Hoje, dia 20 de novembro, é marcado como o Dia da Consciência Negra homenagem póstuma a Zumbi dos Palmares em ocasião de sua morte, quando era líder do Quilombo dos Palmares. A data além de rememorar os feitos de Zumbi na luta pela emancipação do povo negro escravizado, representa atualmente para o movimento negro, um símbolo de luta e resistência contra as opressões racistas.
No entanto quando fala-se de consciência negra, muitas pessoas questionam: “se somos todos humanos, todos iguais, para quê um dia de consciência negra?” e é exatamente aí que precisamos falar sobre ser negro no Brasil e o porquê da necessidade de despertar uma consciência sobre isso.
Como todo mundo sabe - ou ao menos deveria saber - o Brasil foi invadido lá pelos anos de 1500 por europeus oriundos de Portugal que escravizaram povos indígenas e anos depois trouxeram compulsoriamente africanas e africanos para trabalhar nas lavouras de cana-de-açúcar também na condição de escravos. É assim que se inicia a história dos negros no Brasil, através de um processo de trabalho escravo que se estendeu por mais de 300 anos. Depois de muita luta, resistência, rebeliões dos negros e negras escravizados e pressões governamentais estrangeiras, a escravidão no Brasil findou-se em 1888 com a Lei Áurea. Infelizmente o fim da escravidão no Brasil não trouxe o fim do preconceito racial.
Mas afinal, o que é preconceito racial?
Conversamos com professores, ativistas e psicólogos para tentar entender o que é o preconceito racial ou racismo, e como ele funciona no Brasil. Segundo a ativista da Rede de Mulheres Negras de Pernambuco, Piedade Marques, “o racismo é produto e produção eurocêntrica que garante privilégios aos europeus, centraliza riqueza, estabelece sociedades desiguais e desumaniza pessoas”. Isso significa dizer que o racismo, não é uma construção das pessoas negras, ele foi criado para justificar um sistema econômico e de produção (lembram das plantações de cana-de-açúcar?) que privilegia europeus (os portugueses), cria sociedades desiguais (no Brasil de 1800 negros e brancos exerciam papéis sociais bem distintos) e desumaniza pessoas (negros e indígenas não eram vistos como pessoas e por esta razão justificava-se escravizá-los).
Mas se a escravidão já acabou há mais de 100 anos, por que ainda falamos nela quando discute-se consciência negra e não consciência humana?
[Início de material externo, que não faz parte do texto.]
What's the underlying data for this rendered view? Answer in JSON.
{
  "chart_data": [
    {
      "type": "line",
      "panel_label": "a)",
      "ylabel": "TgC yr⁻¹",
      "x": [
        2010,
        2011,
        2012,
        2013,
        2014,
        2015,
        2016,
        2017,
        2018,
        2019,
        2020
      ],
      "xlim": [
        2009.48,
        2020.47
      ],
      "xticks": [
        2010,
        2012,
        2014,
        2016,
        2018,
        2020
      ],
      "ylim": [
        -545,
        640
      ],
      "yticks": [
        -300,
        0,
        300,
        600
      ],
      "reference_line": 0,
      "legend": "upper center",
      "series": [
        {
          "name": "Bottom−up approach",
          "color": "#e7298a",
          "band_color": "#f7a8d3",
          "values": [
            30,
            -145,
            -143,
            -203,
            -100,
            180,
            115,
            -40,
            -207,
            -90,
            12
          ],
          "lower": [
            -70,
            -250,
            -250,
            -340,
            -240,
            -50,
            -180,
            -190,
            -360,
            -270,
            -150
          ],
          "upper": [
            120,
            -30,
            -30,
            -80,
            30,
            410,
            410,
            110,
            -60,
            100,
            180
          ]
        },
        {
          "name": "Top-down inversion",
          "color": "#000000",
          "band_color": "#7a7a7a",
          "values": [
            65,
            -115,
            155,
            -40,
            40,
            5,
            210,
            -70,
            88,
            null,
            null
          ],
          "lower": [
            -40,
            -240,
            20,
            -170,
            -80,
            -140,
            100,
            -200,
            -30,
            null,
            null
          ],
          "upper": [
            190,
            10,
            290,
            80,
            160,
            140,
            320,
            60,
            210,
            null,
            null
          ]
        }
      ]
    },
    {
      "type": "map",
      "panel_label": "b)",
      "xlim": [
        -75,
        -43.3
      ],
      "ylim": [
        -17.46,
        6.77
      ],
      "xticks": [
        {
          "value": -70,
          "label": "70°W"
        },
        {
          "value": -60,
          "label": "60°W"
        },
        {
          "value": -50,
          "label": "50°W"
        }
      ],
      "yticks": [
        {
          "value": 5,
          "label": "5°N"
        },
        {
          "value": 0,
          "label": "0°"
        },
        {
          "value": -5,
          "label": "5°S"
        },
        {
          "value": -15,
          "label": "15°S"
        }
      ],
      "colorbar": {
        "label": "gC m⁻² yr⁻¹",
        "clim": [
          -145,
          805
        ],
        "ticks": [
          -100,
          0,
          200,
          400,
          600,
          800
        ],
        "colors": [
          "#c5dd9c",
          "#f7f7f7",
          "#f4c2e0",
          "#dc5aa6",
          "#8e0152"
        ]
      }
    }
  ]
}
Porque historicamente como falamos acima, negros e brancos experienciaram vivências bem diferentes: enquanto os primeiros eram tratados como mercadoria, os últimos se beneficiavam do fruto do trabalho compulsório dos primeiros. A população negra ainda lidera os piores índices de IDH no Brasil, ganham menos, são mais suscetíveis a sofrer violência do Estado, morrem mais de causas violentas, tem menos acesso à saúde. Segundo o Mapa da Violência divulgado em 2015, jovens homens negros tem até 4 vezes mais chances de sofrer homício que jovens brancos na mesma faixa etária. Isso quer dizer que, apesar de todos sermos humanos, existe um recorte racial no que tange às questões sociais que resulta em desigualdades abissais entre negros e brancos no Brasil.
O fim do racismo é possível?
De acordo com Jesus Moura, psicóloga e mestra em Psicologia, o racismo enquanto uma ideologia dificilmente terá fim. “o racismo é um processo ideológico que vem das relações de poder. Ele acontece tal qual as pessoas comecem a se relacionar e um dos elementos que fortaleceu o racismo foi a eugenia que trouxe a ideia de que um grupo é mais capaz e humano que outros”, afirma. E essa noção perdura até os dias atuais quando se discutem políticas públicas de reparação histórica como cotas em universidades e concursos públicos por exemplo.
Por isso falar em Consciência Negra, é demarcar um espaço político, social e afetivo na luta contra o racismo e na busca da equidade racial, afinal, ainda que existam pessoas de diversas tonalidades de pele no Brasil, 54% de sua população é autodeclarada negra e sua experiência no mundo é demarcada pela carga histórica que isso traz, não podendo portanto resumir-se apenas numa tomada de consciência humana.
Não somos todos iguais e não há problema nenhum nisso, mas é preciso reconhecer que enquanto a sociedade perpetuar ideais racistas e privilegiar a branquitude em detrimento de pessoas não-brancas, o racismo continuará a ser um problema social que se arrastará por séculos e séculos.